لَا يُكَلِّفُ ٱللَّهُ نَفۡسًا إِلَّا وُسۡعَهَاۚ لَهَا مَا كَسَبَتۡ وَعَلَيۡهَا مَا ٱكۡتَسَبَتۡۗ رَبَّنَا لَا تُؤَاخِذۡنَآ إِن نَّسِينَآ أَوۡ أَخۡطَأۡنَاۚ رَبَّنَا وَلَا تَحۡمِلۡ عَلَيۡنَآ إِصۡرٗا كَمَا حَمَلۡتَهُۥ عَلَى ٱلَّذِينَ مِن قَبۡلِنَاۚ رَبَّنَا وَلَا تُحَمِّلۡنَا مَا لَا طَاقَةَ لَنَا بِهِۦۖ وَٱعۡفُ عَنَّا وَٱغۡفِرۡ لَنَا وَٱرۡحَمۡنَآۚ أَنتَ مَوۡلَىٰنَا فَٱنصُرۡنَا عَلَى ٱلۡقَوۡمِ ٱلۡكَٰفِرِينَ
“Allah tidak membebani seseorang melainkan sesuai dengan kesanggupannya.
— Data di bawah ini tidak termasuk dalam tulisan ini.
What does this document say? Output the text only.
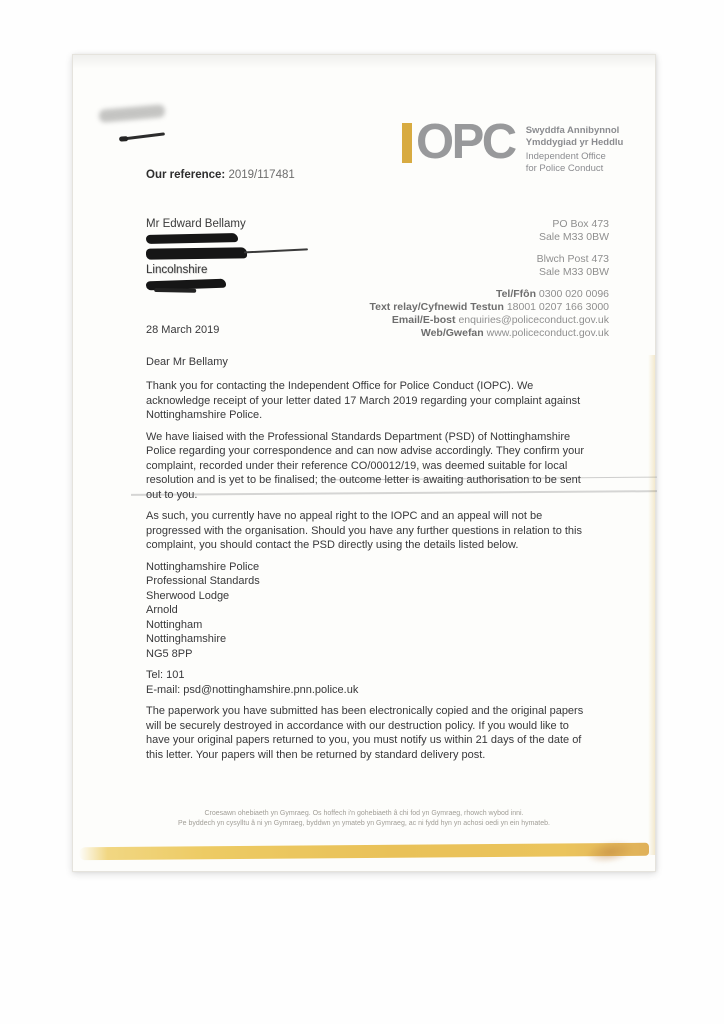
OPC Swyddfa Annibynnol
Ymddygiad yr Heddlu
Independent Office
for Police Conduct
Our reference: 2019/117481
Mr Edward Bellamy
Lincolnshire
PO Box 473
Sale M33 0BW
Blwch Post 473
Sale M33 0BW
Tel/Ffôn 0300 020 0096
Text relay/Cyfnewid Testun 18001 0207 166 3000
Email/E-bost enquiries@policeconduct.gov.uk
Web/Gwefan www.policeconduct.gov.uk
28 March 2019
Dear Mr Bellamy

Thank you for contacting the Independent Office for Police Conduct (IOPC). We acknowledge receipt of your letter dated 17 March 2019 regarding your complaint against Nottinghamshire Police.

We have liaised with the Professional Standards Department (PSD) of Nottinghamshire Police regarding your correspondence and can now advise accordingly. They confirm your complaint, recorded under their reference CO/00012/19, was deemed suitable for local resolution and is yet to be finalised; the outcome letter is awaiting authorisation to be sent out to you.

As such, you currently have no appeal right to the IOPC and an appeal will not be progressed with the organisation. Should you have any further questions in relation to this complaint, you should contact the PSD directly using the details listed below.

Nottinghamshire Police
Professional Standards
Sherwood Lodge
Arnold
Nottingham
Nottinghamshire
NG5 8PP
Tel: 101
E-mail: psd@nottinghamshire.pnn.police.uk

The paperwork you have submitted has been electronically copied and the original papers will be securely destroyed in accordance with our destruction policy. If you would like to have your original papers returned to you, you must notify us within 21 days of the date of this letter. Your papers will then be returned by standard delivery post.

Croesawn ohebiaeth yn Gymraeg. Os hoffech i'n gohebiaeth â chi fod yn Gymraeg, rhowch wybod inni.
Pe byddech yn cysylltu â ni yn Gymraeg, byddwn yn ymateb yn Gymraeg, ac ni fydd hyn yn achosi oedi yn ein hymateb.
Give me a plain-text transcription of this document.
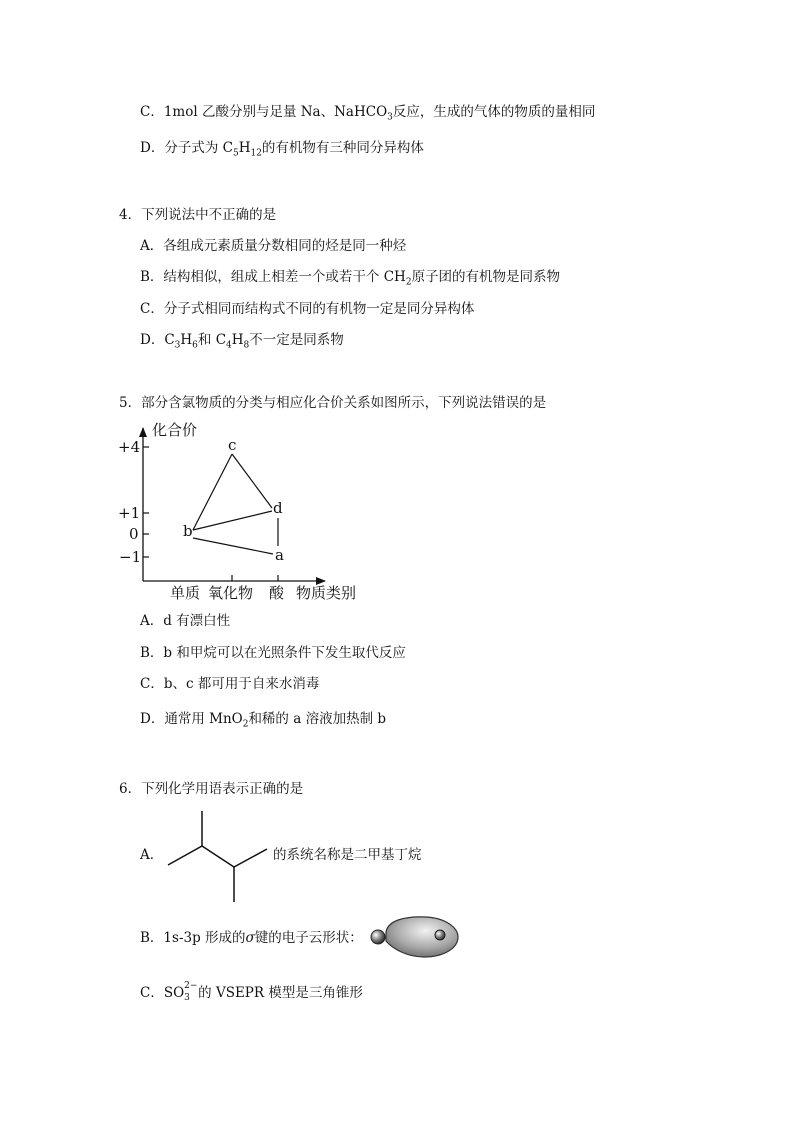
C．1mol 乙酸分别与足量 Na、NaHCO$_3$反应，生成的气体的物质的量相同
D．分子式为 $C_5H_{12}$的有机物有三种同分异构体
4．下列说法中不正确的是
A．各组成元素质量分数相同的烃是同一种烃
B．结构相似，组成上相差一个或若干个 $CH_2$原子团的有机物是同系物
C．分子式相同而结构式不同的有机物一定是同分异构体
D．$C_3H_6$和 $C_4H_8$不一定是同系物
5．部分含氯物质的分类与相应化合价关系如图所示，下列说法错误的是
化合价
+4
+1
0
−1
b
c
d
a
单质 氧化物 酸 物质类别
A．d 有漂白性
B．b 和甲烷可以在光照条件下发生取代反应
C．b、c 都可用于自来水消毒
D．通常用 MnO$_2$和稀的 a 溶液加热制 b
6．下列化学用语表示正确的是
A．	的系统名称是二甲基丁烷
B．1s-3p 形成的σ键的电子云形状：
C．SO 2−
3 的 VSEPR 模型是三角锥形
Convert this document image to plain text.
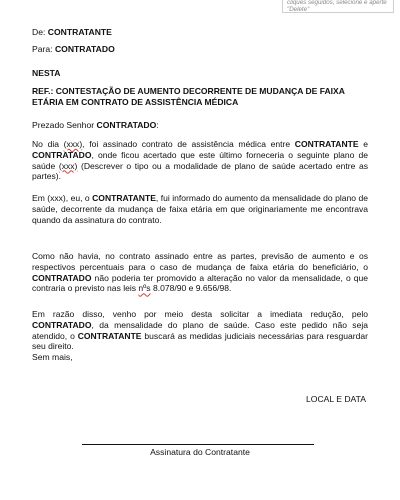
cliques seguidos, selecione e aperte "Delete"
De: CONTRATANTE
Para: CONTRATADO
NESTA
REF.: CONTESTAÇÃO DE AUMENTO DECORRENTE DE MUDANÇA DE FAIXA ETÁRIA EM CONTRATO DE ASSISTÊNCIA MÉDICA
Prezado Senhor CONTRATADO:
No dia (xxx), foi assinado contrato de assistência médica entre CONTRATANTE e CONTRATADO, onde ficou acertado que este último forneceria o seguinte plano de saúde (xxx) (Descrever o tipo ou a modalidade de plano de saúde acertado entre as partes).
Em (xxx), eu, o CONTRATANTE, fui informado do aumento da mensalidade do plano de saúde, decorrente da mudança de faixa etária em que originariamente me encontrava quando da assinatura do contrato.
Como não havia, no contrato assinado entre as partes, previsão de aumento e os respectivos percentuais para o caso de mudança de faixa etária do beneficiário, o CONTRATADO não poderia ter promovido a alteração no valor da mensalidade, o que contraria o previsto nas leis nºs 8.078/90 e 9.656/98.
Em razão disso, venho por meio desta solicitar a imediata redução, pelo CONTRATADO, da mensalidade do plano de saúde. Caso este pedido não seja atendido, o CONTRATANTE buscará as medidas judiciais necessárias para resguardar seu direito.
Sem mais,
LOCAL E DATA
Assinatura do Contratante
Dia mendapat (pahala) dari (kebajikan) yang dikerjakannya dan dia mendapat (siksa) dari (kejahatan) yang diperbuatnya. (Mereka berdoa), “Ya Tuhan kami, janganlah Engkau hukum kami jika kami lupa atau kami melakukan kesalahan. Ya Tuhan kami, janganlah Engkau bebani kami dengan beban yang berat sebagaimana Engkau bebankan kepada orang-orang sebelum kami. Ya Tuhan kami, janganlah Engkau pikulkan kepada kami apa yang tidak sanggup kami memikulnya. Maafkanlah kami, ampunilah kami, dan rahmatilah kami. Engkaulah pelindung kami, maka tolonglah kami menghadapi orang-orang kafir.” (Surat Al-Baqarah, Ayat 286)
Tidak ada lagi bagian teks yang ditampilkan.